Couldn't match expected type [Int] Haskell

Question

I am new to Haskell so I don't quite understand most of its errors. I have encountered an error trying to make a higher order function that uses foldl() to read a list and then multiply it by 2 (it automatically reverses it) and I use another another foldl() just to read it, in so reversing it to its original order.

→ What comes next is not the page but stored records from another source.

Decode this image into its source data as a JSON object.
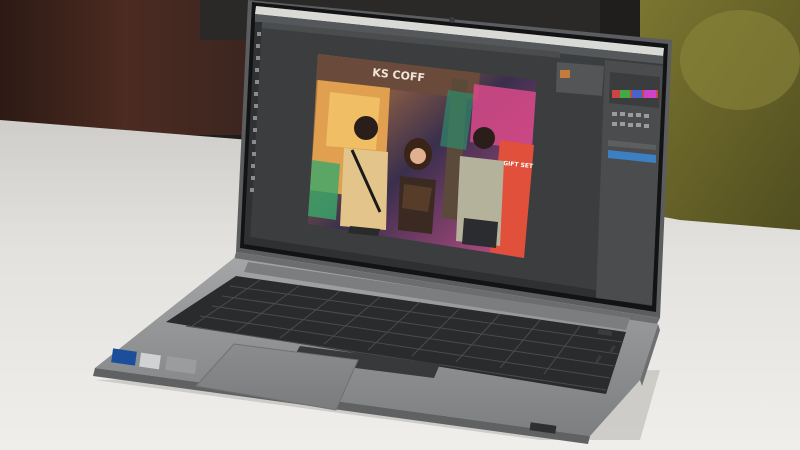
{
  "photo": {
    "sign_text": "KS COFF",
    "side_sign_text": "GIFT SET"
  },
  "colors": {
    "desk": "#e6e4e0",
    "wall_left": "#4b2b22",
    "chair_green": "#6f6b2a",
    "laptop_body": "#8d8f91",
    "keyboard": "#2a2b2d",
    "ps_background": "#3b3d3e",
    "ps_panel": "#4a4c4e",
    "ps_accent_blue": "#3d7fc3"
  },
  "icons": [
    "camera-icon",
    "intel-sticker-icon"
  ]
}
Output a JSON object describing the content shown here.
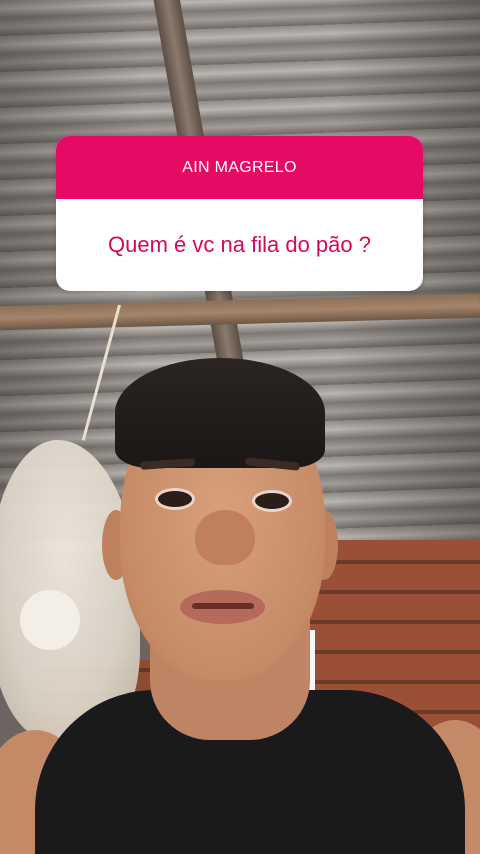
{
  "story": {
    "question_sticker": {
      "title": "AIN MAGRELO",
      "answer": "Quem é vc na fila do pão ?",
      "header_color": "#e60a65",
      "answer_color": "#d10a5d"
    },
    "background_photo": "selfie-video-frame"
  }
}
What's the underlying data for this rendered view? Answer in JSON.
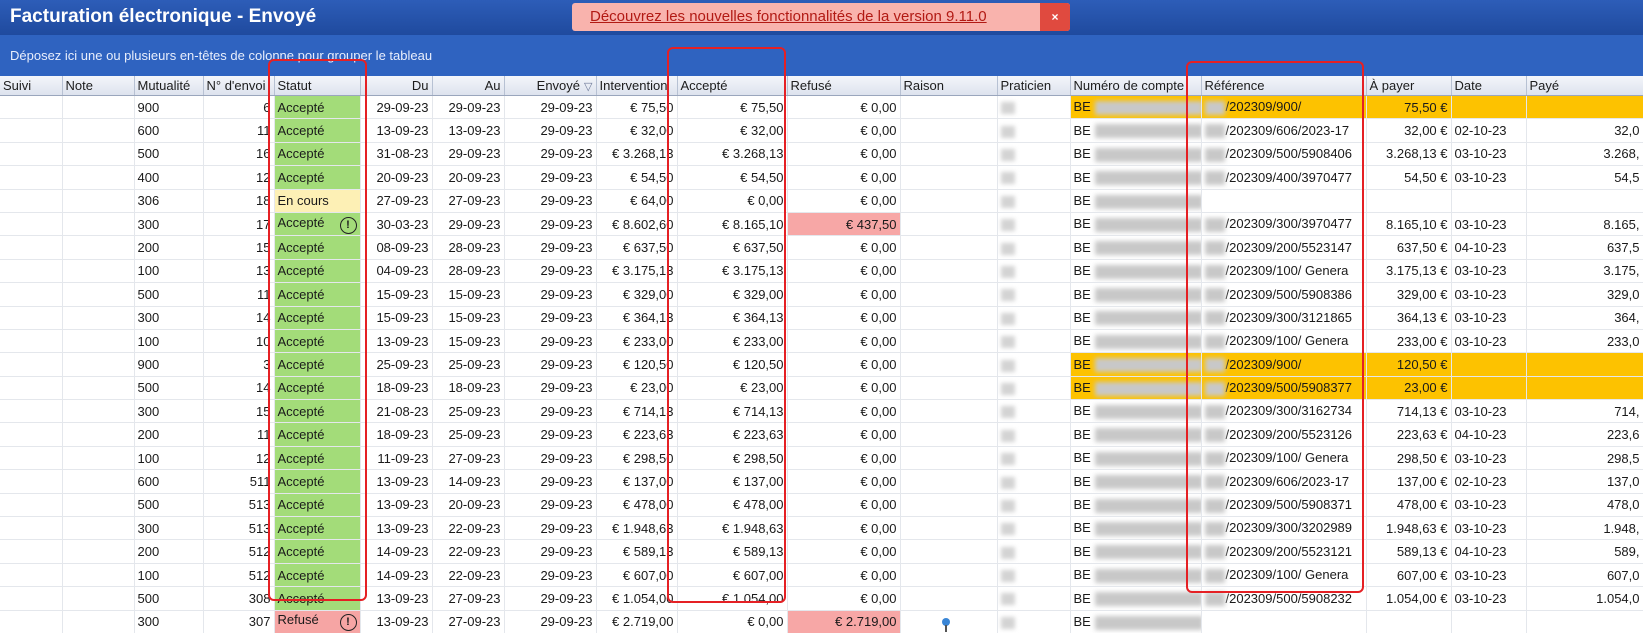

I would be thankful for any help I receive.

here's the error

 • Couldn't match expected type ‘[Int]’
                  with actual type ‘t0 Integer -> [Integer]’
    • Probable cause: ‘foldl’ is applied to too few arguments
      In the first argument of ‘reverses’, namely
        ‘(foldl (\ acc x -> (2 * x) : acc) [])’
      In the expression: reverses (foldl (\ acc x -> (2 * x) : acc) [])
      In an equation for ‘multthr’:
          multthr = reverses (foldl (\ acc x -> (2 * x) : acc) [])
   |
16 | multthr = reverses(foldl(\acc x-> (2*x):acc)[])
   |                    ^^^^^^^^^^^^^^^^^^^^^^^^^^^

here's the source code

reverses::[Int] ->[Int]
reverses = foldl(\acc x-> x:acc)[]

multthr::[Int]->([Int]->[Int])
multthr = reverses(foldl(\acc x-> (2*x):acc)[]) 

Answer 1

You need to compose your two foldl's with (.), instead of applying one to the other:

reverses :: [a] -> [a]
reverses = foldl (\acc x-> x:acc) []

---- multthr :: [Int] -> ([Int] -> [Int])  -- why??
multthr :: [Int] -> [Int]
---- multthr = reverses (foldl(\acc x-> (2*x):acc)[])  -- causes error
multthr = reverses . foldl (\acc x-> (2*x):acc) [] 

so that we have

> multthr [1..5]
[2,4,6,8,10]
it :: [Int]

(.) is the functional composition, defined as (f . g) x = f (g x).

Instead of doing the two foldl's you can do one foldr,

mult2 = foldr (\x r -> (2*x) : r) []

but then this is nothing else but, simply, map (2*).